Hi Baruno. The breathing pattern needs to serve your swimming, not swimming serve your breathing.
There are many factors which affect the amount of air exchange you need. You should practice a variety of patterns so that you have a selection of them to choose from to fit the situation.
I do have a relatively strong aerobic capacity for my age and am conditioned to swim ‘comfortably’ with some CO2 build up for short durations. Those video clips I have on Youtube show me in relatively short swimming segments (in the pool we normally swim just 100m for video analysis) and sometimes I breathe often to demonstrate that skill in the video and sometimes I skip breathing to show more of the stroke without breath-interruption. It would not be accurate to summarize what my ‘normal’ pattern is from those videos. But I am comfortably breathing on both sides and with a wide variety of patterns. I switch patterns to suit the level of intensity and the conditions. In a 50 sprint I might breath just 4 or 5 times (including the turn). In a 100m I may breath every 2nd stroke on the last 50. On a 1k I may breathe in a 3 stroke pattern. In a 5k I may breathe 4-3-4-3.
I would say, rather than strive to achieve a certain number of stroke between breathes as something you are trying to cause, you may regard increased ease in breathing (able to swim comfortably with slower rate of respiration, or more stroke between) as a product of greater fitness. If you are doing suitable balance of ‘low aerobic plus high intensity’ your cardiovascular capacity will increase and you’ll be able to breathe at a slower rate as a result, without forcing your breathing to be slower.
Second, breathing is a necessity and even with superior cardio capacity, it will happen so often in your swim that disruptions caused by inferior breathing technique will be very costly in terms of extra drag and extra work over the course of a swim or practice. As you get older, even if you are tapping out your age-group potential, your aerobic capacity is gradually declining. So you will have to breathe more often the older you get. So you must be obsessive about perfecting your turn-to-breathing technique – it is the best solution to energy savings in the long run.
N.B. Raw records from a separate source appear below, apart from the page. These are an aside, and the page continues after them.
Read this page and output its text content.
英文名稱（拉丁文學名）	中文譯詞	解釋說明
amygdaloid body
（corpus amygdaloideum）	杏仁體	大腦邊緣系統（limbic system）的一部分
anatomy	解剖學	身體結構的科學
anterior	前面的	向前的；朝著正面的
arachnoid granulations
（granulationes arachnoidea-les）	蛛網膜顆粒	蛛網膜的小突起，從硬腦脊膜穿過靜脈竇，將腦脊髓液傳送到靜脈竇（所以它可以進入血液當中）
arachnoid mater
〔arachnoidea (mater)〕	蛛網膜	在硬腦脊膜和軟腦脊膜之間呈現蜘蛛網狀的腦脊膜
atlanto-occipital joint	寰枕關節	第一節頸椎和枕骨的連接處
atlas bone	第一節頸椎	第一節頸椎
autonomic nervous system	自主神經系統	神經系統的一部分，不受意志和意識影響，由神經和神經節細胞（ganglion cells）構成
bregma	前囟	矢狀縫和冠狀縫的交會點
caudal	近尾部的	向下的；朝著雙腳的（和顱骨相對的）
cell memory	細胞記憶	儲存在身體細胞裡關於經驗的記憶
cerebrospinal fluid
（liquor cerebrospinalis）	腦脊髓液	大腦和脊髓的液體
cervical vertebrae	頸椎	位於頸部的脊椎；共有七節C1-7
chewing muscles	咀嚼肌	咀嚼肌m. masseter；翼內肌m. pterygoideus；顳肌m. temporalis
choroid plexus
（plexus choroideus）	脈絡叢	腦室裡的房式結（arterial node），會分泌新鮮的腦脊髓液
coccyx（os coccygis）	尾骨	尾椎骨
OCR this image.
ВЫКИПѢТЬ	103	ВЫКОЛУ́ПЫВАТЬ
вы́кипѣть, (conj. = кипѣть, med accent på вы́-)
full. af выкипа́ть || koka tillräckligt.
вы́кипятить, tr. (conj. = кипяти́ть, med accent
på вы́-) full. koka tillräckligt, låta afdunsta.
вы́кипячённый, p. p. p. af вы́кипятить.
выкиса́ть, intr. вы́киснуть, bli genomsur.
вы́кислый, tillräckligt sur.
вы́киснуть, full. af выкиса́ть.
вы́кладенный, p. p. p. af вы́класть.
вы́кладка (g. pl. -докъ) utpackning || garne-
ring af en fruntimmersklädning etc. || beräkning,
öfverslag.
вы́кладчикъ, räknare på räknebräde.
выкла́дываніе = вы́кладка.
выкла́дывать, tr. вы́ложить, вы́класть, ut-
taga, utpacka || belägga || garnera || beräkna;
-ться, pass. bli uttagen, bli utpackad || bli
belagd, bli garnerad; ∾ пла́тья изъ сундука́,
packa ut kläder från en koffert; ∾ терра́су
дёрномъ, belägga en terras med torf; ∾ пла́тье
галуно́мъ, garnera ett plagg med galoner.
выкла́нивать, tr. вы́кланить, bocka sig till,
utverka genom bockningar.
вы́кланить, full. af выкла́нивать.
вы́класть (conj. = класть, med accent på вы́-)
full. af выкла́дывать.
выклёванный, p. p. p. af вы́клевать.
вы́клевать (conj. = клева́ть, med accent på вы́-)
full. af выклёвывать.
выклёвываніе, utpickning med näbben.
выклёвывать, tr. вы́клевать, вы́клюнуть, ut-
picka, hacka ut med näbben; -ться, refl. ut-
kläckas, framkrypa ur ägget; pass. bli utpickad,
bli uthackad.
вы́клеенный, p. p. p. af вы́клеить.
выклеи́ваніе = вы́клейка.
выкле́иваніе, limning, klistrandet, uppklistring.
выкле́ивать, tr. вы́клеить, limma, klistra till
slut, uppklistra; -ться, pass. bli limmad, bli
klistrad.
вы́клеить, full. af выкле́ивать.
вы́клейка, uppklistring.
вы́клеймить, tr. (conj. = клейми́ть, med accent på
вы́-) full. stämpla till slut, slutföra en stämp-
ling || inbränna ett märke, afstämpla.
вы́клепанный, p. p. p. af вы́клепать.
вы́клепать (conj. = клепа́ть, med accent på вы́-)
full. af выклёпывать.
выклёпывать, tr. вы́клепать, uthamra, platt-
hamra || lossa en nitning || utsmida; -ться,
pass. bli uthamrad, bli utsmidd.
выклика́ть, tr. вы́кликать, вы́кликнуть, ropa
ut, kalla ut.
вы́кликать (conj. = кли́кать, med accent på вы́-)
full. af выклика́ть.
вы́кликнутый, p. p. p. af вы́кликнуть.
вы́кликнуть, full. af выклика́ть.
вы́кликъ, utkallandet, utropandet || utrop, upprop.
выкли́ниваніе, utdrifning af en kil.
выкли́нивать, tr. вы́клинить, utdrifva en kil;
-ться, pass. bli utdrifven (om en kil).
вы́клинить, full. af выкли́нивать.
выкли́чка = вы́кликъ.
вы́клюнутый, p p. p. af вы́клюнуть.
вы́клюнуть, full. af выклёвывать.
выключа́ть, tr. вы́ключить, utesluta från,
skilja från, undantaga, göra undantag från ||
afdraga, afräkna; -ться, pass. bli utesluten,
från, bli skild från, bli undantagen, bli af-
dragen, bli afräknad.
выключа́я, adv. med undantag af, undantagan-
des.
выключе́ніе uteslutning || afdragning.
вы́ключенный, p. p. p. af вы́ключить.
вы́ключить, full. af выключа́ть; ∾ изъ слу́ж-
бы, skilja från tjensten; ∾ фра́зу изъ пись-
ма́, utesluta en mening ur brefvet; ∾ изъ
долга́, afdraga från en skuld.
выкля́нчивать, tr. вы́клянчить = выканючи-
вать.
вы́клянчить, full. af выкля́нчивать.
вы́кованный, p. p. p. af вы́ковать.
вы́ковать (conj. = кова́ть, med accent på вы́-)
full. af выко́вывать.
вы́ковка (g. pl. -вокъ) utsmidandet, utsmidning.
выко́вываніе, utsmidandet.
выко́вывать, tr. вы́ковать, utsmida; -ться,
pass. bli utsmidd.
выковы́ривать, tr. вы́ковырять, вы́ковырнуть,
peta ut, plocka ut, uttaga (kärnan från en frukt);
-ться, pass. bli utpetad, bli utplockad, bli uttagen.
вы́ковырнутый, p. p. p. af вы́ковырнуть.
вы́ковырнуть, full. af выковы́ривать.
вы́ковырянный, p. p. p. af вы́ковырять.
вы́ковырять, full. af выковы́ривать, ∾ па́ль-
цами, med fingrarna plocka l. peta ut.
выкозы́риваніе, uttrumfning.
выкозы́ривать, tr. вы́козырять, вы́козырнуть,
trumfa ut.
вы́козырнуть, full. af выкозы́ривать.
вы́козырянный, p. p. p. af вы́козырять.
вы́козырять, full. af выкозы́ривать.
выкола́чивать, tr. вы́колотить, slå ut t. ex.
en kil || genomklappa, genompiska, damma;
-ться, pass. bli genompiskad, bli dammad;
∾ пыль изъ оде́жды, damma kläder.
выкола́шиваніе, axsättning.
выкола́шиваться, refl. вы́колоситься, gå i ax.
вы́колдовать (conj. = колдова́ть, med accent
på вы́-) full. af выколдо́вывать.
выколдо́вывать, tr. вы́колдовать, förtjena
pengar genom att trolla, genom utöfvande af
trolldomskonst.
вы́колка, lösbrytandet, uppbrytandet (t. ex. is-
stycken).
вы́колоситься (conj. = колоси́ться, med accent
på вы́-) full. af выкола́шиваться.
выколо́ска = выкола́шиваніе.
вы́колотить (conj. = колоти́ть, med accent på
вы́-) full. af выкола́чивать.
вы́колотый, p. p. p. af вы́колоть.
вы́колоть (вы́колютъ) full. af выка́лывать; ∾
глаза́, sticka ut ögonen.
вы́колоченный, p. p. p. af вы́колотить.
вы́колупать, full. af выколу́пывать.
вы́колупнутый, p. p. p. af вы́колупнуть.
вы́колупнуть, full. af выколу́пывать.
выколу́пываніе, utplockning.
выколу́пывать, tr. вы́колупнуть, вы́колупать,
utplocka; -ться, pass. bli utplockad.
Those address both sides of the easy breathing situation – but right in the middle of it is your actual technique for inhale-exhale (excluding discussion of turn-to-breathe technique) – are you exhaling gradually and partially underwater, from the nose? Are you ‘blowing the hatches’ clearing water out of the airways as you turn your face to the air? Are you taking a ‘quick sip’ and just a partial one immediately when you touch the air, and spending no more time face-out than necessary? Superior breathing has many small but consequential details. There is a year or two of features you could work on – just to make it easier to breathe and lower your body’s demand for air exchange, without even increasing your aerobic fitness.
Your question deserves a blog post reply!
Thanks very much Mat for your comprehensive response.